The Federal Stafford Loan is the most common type of federal student financial aid loan, and it requires the completion of the Free Application for Federal Student Aid (FAFSA). There are two types of Federal Stafford Loans:
A subsidized Stafford Loan is awarded on the basis of need and the federal government pays interest on the loan while you are enrolled at least half-time (6 credits) and for one 6-month grace period after you graduate or fall below half-time enrollment.
An unsubsidized Stafford Loan is not based on need and allows some students to borrow additional money. Students are responsible for the interest on an unsubsidized loan. No payments are required on any Stafford Loan until 6 months after you leave school or fall below 6 credits. If possible, you may want to pay accrued interest on an unsubsidized loan while you are enrolled.
For more information on Federal Stafford Loans, click here.
Federal PLUS Loan
Parents and step-parents of dependent undergraduate students attending school at least half-time may take out a Parent Loan for Undergraduate Students (PLUS). This is an unsubsidized loan that is often lower in cost than a private loan because the federal government guarantees it. Loan approval is subject to credit criteria established by the U.S. Department of Education and your lender. A PLUS loan must be repaid. It is the responsibility of parents to make these payments.
For more information on Federal PLUS Loans, click here.
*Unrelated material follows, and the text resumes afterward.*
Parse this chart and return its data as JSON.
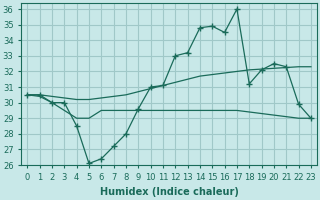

(NOTE: Depending on the school a Federal Perkins Loan may be available.)
Alternative Student Loans
Some students may need additional loan funds after maximizing their federal loan options or may not be eligible for federal loans and still need to borrow toward their education. Many lenders offer private alternative loans to help students meet the gap between financial aid and college costs.
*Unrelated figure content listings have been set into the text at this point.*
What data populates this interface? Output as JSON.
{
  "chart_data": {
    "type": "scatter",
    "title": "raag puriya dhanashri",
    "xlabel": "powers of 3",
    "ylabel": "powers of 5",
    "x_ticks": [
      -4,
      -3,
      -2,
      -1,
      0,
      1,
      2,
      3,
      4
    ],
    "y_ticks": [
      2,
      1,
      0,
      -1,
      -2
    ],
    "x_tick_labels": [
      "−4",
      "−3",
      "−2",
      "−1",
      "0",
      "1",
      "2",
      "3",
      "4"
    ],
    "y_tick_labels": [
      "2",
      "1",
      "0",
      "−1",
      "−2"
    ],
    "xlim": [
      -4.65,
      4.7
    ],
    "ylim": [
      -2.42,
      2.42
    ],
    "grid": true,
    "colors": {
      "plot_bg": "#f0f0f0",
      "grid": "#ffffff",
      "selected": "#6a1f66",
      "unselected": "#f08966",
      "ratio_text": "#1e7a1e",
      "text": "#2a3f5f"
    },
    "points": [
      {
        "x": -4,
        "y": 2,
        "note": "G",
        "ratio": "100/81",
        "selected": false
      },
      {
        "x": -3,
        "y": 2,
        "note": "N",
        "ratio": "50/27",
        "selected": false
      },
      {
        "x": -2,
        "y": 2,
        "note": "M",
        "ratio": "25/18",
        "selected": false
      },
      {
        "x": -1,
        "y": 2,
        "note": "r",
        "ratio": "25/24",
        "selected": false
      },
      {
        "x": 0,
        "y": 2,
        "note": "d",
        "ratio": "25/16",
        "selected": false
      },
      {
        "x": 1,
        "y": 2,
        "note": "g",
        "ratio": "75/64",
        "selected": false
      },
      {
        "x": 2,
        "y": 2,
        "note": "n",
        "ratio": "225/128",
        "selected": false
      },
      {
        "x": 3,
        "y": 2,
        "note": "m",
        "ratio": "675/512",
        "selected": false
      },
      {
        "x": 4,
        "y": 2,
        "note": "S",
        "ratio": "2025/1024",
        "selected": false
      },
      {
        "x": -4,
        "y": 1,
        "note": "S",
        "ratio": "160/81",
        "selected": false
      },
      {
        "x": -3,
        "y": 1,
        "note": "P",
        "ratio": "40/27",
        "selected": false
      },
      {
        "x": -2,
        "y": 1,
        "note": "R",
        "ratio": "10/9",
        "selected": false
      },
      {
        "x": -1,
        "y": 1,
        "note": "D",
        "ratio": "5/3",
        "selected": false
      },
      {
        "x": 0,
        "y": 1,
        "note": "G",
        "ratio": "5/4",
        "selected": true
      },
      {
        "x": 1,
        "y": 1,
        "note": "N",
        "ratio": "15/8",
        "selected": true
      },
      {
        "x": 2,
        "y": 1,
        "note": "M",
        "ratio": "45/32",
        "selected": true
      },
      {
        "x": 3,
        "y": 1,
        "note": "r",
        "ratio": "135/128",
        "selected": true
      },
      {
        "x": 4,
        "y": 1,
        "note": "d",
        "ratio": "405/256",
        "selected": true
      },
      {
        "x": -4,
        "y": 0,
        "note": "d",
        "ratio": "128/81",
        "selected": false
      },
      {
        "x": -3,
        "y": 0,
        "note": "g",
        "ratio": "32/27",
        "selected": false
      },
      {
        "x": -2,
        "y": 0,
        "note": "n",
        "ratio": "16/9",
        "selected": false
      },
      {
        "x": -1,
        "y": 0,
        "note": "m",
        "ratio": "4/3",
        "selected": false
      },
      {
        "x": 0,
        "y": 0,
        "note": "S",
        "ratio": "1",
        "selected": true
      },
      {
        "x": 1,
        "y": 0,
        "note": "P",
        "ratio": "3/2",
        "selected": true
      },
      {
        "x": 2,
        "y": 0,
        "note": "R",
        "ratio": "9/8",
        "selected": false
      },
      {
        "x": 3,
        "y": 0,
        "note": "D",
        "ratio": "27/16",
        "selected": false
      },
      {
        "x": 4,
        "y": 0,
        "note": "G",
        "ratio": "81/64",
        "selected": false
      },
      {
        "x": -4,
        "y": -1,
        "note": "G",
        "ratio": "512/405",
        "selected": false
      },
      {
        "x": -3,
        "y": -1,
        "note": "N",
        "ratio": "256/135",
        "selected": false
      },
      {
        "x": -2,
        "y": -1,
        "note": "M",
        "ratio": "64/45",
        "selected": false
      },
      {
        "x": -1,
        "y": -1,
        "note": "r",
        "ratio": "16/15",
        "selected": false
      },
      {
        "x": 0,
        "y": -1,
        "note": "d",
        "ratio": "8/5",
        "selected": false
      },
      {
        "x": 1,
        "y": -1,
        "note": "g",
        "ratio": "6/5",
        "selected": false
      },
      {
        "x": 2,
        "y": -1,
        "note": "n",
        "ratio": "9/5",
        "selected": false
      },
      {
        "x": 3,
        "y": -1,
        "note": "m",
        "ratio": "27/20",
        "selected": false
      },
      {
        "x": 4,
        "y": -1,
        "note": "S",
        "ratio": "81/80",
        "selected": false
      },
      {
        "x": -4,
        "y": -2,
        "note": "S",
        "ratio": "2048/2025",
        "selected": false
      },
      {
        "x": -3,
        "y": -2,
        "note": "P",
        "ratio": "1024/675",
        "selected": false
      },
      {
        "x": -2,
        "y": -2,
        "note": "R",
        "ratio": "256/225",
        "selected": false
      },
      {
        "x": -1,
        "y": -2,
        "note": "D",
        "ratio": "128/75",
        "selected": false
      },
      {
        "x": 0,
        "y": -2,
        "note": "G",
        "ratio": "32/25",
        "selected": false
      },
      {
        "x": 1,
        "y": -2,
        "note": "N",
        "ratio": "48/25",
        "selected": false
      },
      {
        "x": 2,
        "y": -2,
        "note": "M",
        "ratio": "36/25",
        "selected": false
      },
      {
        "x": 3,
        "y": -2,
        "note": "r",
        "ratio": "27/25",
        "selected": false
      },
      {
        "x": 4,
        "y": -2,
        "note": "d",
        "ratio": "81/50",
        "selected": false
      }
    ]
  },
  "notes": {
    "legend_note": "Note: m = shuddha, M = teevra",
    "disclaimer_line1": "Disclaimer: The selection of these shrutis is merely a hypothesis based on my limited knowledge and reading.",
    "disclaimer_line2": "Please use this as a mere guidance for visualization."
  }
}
Students must either meet the credit criteria of the loan for which they are applying or have a credit-eligible co-borrower. Many of these loans also require enrollment in six or more degree credits per semester, but there are options for students studying in non-degree classes or enrolled in less than half-time status.
A grant, unlike a loan, does not have to be repaid. The most common form is the Federal Pell Grant; it is awarded using FAFSA to determine eligibility and awarded to undergraduate students who have not earned a bachelor’s or a professional degree. Pell Grants are considered a foundation of federal financial aid, to which aid from other federal and nonfederal sources might be added.
Other grants include:
Federal Supplemental Education Opportunity Grant (FSEOG)
Academic Competitiveness Grant
National SMART Grant
For more information about federal grants, click here.
There are many different types of public and private scholarships available to a diverse range of students. Scholarship programs can be university-related or come from an outside source. They usually require applicants to meet specific academic, social or economic requirements that are unique to each scholarship program.
Make sure to thoroughly explore all scholarship materials for detailed requirements and disbursement information.